Alejandro Roa Contreras is a Ph.D. student in the Research, Analysis, and Design stream at the Pardee RAND Graduate School and an assistant policy researcher at RAND. He has an M.Sc. in methods for public policy analysis and a B.Sc. in public policy from the Centro de Investigación y Docencia Económicas (CIDE). Throughout his career, he has occupied executive roles, serving as a director, deputy director, and adviser in Mexico’s federal and state governments and the private sector regarding organized crime, national security, crime, drug policy, and anticorruption policy.

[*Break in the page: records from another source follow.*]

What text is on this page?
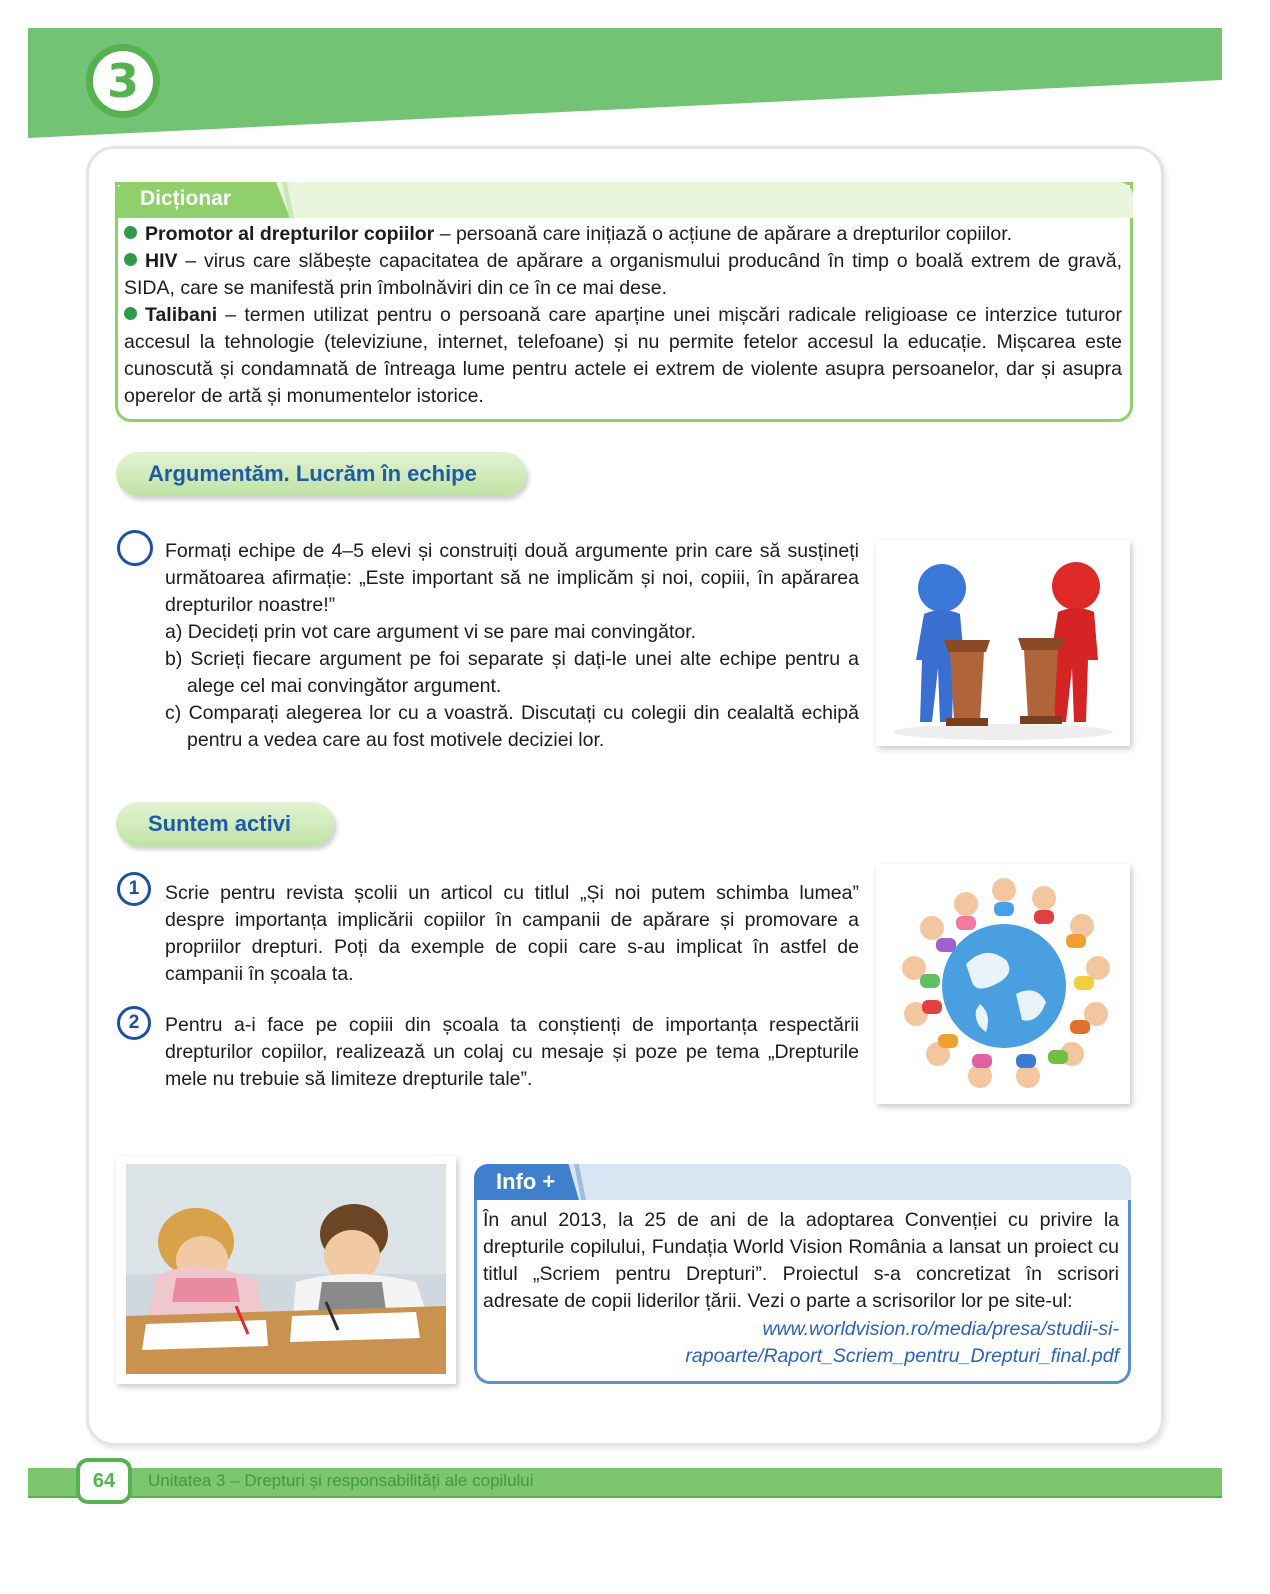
3
Dicționar

Promotor al drepturilor copiilor – persoană care inițiază o acțiune de apărare a drepturilor copiilor.

HIV – virus care slăbește capacitatea de apărare a organismului producând în timp o boală extrem de gravă, SIDA, care se manifestă prin îmbolnăviri din ce în ce mai dese.

Talibani – termen utilizat pentru o persoană care aparține unei mișcări radicale religioase ce interzice tuturor accesul la tehnologie (televiziune, internet, telefoane) și nu permite fetelor accesul la educație. Mișcarea este cunoscută și condamnată de întreaga lume pentru actele ei extrem de violente asupra persoanelor, dar și asupra operelor de artă și monumentelor istorice.

Argumentăm. Lucrăm în echipe

Formați echipe de 4–5 elevi și construiți două argumente prin care să susțineți următoarea afirmație: „Este important să ne implicăm și noi, copiii, în apărarea drepturilor noastre!”

a) Decideți prin vot care argument vi se pare mai convingător.

b) Scrieți fiecare argument pe foi separate și dați-le unei alte echipe pentru a alege cel mai convingător argument.

c) Comparați alegerea lor cu a voastră. Discutați cu colegii din cealaltă echipă pentru a vedea care au fost motivele deciziei lor.

Suntem activi
1 Scrie pentru revista școlii un articol cu titlul „Și noi putem schimba lumea” despre importanța implicării copiilor în campanii de apărare și promovare a propriilor drepturi. Poți da exemple de copii care s-au implicat în astfel de campanii în școala ta.
2 Pentru a-i face pe copiii din școala ta conștienți de importanța respectării drepturilor copiilor, realizează un colaj cu mesaje și poze pe tema „Drepturile mele nu trebuie să limiteze drepturile tale”.
Info +
În anul 2013, la 25 de ani de la adoptarea Convenției cu privire la drepturile copilului, Fundația World Vision România a lansat un proiect cu titlul „Scriem pentru Drepturi”. Proiectul s-a concretizat în scrisori adresate de copii liderilor țării. Vezi o parte a scrisorilor lor pe site-ul:
www.worldvision.ro/media/presa/studii-si-rapoarte/Raport_Scriem_pentru_Drepturi_final.pdf
64 Unitatea 3 – Drepturi și responsabilități ale copilului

During his tenure as a public servant, he contributed to implementing quasi-experimental and non-experimental methodologies to assess crime trends, devising drug-related violence predictive models, and evaluating military-police joint operations targeting organized crime. In the private sector, he focused on developing data-driven strategies for public security, leading consultancy projects for both federal and state governments on crime, drug policy, critical infrastructure for national security, and data analytics aimed at improving police operations.
Roa Contreras specializes in converging quantitative methods and data analytics to improve policy decisionmaking. His research interests include data science techniques, data modeling, forecasting methodologies, and econometrics to a diverse array of policy topics, including drug policy, illegal markets, crime and violence prevention, public health, program evaluation, and law enforcement institutions.